[Python-Dev] Challenge: Please break this! (a.k.a restricted mode revisited)

[Jon Ribbens]

On Tue, Apr 12, 2016 at 06:57:37PM +1000, Chris Angelico wrote:
> And yes, you win if you get another module. Interestingly, you're
> allowed to import urllib.parse, but not urllib itself; but "import
> urllib.parse" makes urllib available - and, since modules inside
> modules are blacklisted, "urllib.parse" doesn't exist
> (AttributeError).

Yes, this is issue #3 on github. I'd need to spend a few minutes
thinking about how to make importing of submodules work out properly.

> You can access the decimal module, and call decimal.getcontext(). This
> returns the same default context object that the "outer" Python uses;

OK, decimal goes ;-)

> Even more curiously, you can "import fractions", but you don't get
> fractions.Fraction - though you *do* get fractions.Decimal.
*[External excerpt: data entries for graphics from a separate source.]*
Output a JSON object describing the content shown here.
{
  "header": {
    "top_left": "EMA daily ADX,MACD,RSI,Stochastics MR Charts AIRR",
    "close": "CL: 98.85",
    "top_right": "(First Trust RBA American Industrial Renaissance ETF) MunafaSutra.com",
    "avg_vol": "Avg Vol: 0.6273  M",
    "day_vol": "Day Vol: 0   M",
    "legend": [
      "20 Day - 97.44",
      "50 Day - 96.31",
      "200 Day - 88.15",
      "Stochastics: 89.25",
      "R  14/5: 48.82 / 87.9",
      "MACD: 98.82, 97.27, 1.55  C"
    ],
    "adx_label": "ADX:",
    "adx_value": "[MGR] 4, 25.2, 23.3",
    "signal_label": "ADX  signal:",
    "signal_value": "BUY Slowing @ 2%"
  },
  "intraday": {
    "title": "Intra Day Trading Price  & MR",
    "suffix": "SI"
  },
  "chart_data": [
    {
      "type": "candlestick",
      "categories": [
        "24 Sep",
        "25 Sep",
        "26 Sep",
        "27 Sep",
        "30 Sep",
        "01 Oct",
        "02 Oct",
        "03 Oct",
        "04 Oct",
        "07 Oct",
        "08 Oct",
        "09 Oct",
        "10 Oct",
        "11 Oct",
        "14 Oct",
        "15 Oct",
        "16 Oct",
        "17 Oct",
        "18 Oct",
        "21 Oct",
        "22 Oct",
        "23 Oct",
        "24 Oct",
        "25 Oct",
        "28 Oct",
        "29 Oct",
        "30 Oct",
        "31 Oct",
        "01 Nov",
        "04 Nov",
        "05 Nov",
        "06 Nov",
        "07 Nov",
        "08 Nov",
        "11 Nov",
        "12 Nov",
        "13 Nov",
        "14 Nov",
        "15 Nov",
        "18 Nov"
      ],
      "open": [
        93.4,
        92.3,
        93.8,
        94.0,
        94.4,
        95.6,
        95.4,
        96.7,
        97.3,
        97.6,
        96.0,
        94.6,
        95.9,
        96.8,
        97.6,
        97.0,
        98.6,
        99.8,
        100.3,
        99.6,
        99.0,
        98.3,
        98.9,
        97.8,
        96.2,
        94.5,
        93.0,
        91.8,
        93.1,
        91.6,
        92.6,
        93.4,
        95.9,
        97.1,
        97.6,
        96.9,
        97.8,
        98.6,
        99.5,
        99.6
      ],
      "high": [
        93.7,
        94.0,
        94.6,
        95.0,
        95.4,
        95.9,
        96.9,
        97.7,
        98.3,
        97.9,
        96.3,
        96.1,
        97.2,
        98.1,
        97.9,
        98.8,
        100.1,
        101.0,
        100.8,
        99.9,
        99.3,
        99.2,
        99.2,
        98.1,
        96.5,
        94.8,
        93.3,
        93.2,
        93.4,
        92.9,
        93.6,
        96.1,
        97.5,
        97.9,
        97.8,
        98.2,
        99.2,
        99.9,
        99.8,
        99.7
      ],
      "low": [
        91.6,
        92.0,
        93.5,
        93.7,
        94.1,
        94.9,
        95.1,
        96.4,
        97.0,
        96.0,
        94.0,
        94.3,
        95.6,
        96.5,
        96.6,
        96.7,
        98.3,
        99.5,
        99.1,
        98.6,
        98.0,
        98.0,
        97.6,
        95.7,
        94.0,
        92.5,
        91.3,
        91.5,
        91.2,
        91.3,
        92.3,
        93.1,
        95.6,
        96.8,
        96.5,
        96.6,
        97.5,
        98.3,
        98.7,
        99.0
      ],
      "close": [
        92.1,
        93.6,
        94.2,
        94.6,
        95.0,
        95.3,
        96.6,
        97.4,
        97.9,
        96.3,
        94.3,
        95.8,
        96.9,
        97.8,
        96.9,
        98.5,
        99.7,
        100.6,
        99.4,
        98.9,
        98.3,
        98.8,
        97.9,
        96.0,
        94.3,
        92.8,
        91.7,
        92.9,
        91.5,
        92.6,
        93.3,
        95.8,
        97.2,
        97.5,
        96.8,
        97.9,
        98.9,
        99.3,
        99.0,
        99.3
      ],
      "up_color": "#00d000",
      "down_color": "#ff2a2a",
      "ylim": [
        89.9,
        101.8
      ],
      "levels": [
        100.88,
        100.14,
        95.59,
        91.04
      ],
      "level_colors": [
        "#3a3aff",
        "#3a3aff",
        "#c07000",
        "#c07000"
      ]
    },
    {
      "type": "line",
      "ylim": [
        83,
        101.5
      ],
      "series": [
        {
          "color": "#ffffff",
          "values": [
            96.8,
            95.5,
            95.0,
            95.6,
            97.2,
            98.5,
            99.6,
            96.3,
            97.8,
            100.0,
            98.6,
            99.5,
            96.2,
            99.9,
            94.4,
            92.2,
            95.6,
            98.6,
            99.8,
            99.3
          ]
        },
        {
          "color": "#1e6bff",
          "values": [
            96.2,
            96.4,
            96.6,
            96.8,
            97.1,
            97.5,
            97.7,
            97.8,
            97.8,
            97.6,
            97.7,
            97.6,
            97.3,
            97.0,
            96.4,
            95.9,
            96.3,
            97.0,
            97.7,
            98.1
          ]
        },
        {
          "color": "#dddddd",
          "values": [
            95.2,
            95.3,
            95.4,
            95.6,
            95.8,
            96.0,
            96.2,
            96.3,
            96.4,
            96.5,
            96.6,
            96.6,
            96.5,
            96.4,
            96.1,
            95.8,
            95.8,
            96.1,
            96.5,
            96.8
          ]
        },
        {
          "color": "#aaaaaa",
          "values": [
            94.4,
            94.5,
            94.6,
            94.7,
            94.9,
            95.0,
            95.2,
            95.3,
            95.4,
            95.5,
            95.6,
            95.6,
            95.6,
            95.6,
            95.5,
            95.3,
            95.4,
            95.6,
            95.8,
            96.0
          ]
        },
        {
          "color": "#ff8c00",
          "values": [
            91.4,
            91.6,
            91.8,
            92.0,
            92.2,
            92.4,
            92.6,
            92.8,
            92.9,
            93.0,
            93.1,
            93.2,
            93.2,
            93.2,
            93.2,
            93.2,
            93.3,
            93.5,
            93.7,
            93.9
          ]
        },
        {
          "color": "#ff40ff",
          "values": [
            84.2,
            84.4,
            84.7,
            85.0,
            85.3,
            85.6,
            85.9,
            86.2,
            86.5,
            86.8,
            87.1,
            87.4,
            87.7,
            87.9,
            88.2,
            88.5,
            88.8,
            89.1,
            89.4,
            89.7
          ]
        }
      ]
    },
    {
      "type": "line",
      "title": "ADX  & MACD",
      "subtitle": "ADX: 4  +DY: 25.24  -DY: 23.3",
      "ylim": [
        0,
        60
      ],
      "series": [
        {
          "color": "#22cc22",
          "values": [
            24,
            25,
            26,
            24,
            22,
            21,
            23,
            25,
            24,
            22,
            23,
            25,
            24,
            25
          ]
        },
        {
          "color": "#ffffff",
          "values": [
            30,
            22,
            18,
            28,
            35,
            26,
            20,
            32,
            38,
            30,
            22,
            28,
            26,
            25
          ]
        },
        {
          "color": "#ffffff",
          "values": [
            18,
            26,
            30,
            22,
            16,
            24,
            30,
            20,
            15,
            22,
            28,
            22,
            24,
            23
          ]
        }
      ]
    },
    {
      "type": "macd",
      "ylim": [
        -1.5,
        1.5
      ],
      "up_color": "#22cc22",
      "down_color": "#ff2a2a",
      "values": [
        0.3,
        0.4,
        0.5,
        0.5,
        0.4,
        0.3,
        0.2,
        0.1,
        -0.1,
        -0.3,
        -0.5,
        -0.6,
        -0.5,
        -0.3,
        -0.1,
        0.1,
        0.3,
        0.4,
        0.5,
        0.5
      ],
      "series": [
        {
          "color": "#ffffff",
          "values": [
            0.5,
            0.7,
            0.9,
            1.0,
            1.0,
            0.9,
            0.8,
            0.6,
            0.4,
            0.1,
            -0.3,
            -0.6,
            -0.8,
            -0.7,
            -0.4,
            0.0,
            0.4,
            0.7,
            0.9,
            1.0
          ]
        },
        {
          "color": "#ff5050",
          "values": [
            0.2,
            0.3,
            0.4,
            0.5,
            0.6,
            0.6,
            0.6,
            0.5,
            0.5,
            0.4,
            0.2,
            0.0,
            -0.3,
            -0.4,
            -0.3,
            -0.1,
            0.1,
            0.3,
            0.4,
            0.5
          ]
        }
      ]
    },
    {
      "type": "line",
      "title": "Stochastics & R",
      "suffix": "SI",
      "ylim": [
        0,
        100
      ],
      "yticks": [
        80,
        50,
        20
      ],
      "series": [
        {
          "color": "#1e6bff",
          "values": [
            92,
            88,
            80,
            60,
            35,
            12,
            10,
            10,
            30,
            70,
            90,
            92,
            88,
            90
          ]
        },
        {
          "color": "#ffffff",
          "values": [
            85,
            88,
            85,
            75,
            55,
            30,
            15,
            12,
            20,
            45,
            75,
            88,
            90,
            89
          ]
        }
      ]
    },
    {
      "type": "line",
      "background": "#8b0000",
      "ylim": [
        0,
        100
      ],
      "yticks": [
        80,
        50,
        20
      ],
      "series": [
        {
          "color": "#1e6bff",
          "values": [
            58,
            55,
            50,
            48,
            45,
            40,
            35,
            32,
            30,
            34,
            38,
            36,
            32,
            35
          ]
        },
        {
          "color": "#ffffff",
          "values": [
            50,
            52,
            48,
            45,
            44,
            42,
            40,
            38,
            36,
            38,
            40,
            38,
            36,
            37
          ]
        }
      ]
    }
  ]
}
That seems to be because Fraction inherits from numbers.Number,
which has a metaclass, so type(Fraction) is abc.ABCMeta not 'type'.
That's obviously not a security hole and may well be fixable.

> The sandbox code assumes that an attacker cannot create files in the
> current directory.

If the attacker can create such files then the system is already
compromised even if you're not using any sandboxing system, because
you won't be able to trust any normal imports from your own code.

> Setting LC_ALL and then working with calendar.LocaleTextCalendar()
> causes locale files to be read.

I don't think that has any obvious relevance. Doing "import enum"
causes "enum.py" to be read too, and that isn't a security hole.

> This is still a massive game of whack-a-mole.

No, it still isn't. If the names blacklist had to keep being extended
then you would be right, but that hasn't happened so far. Whitelists
by definition contain only a small, limited number of potential moles.

The only thing you found above that even remotely approaches an
exploit is the decimal.getcontext() thing, and even that I don't
think you could use to do any code execution.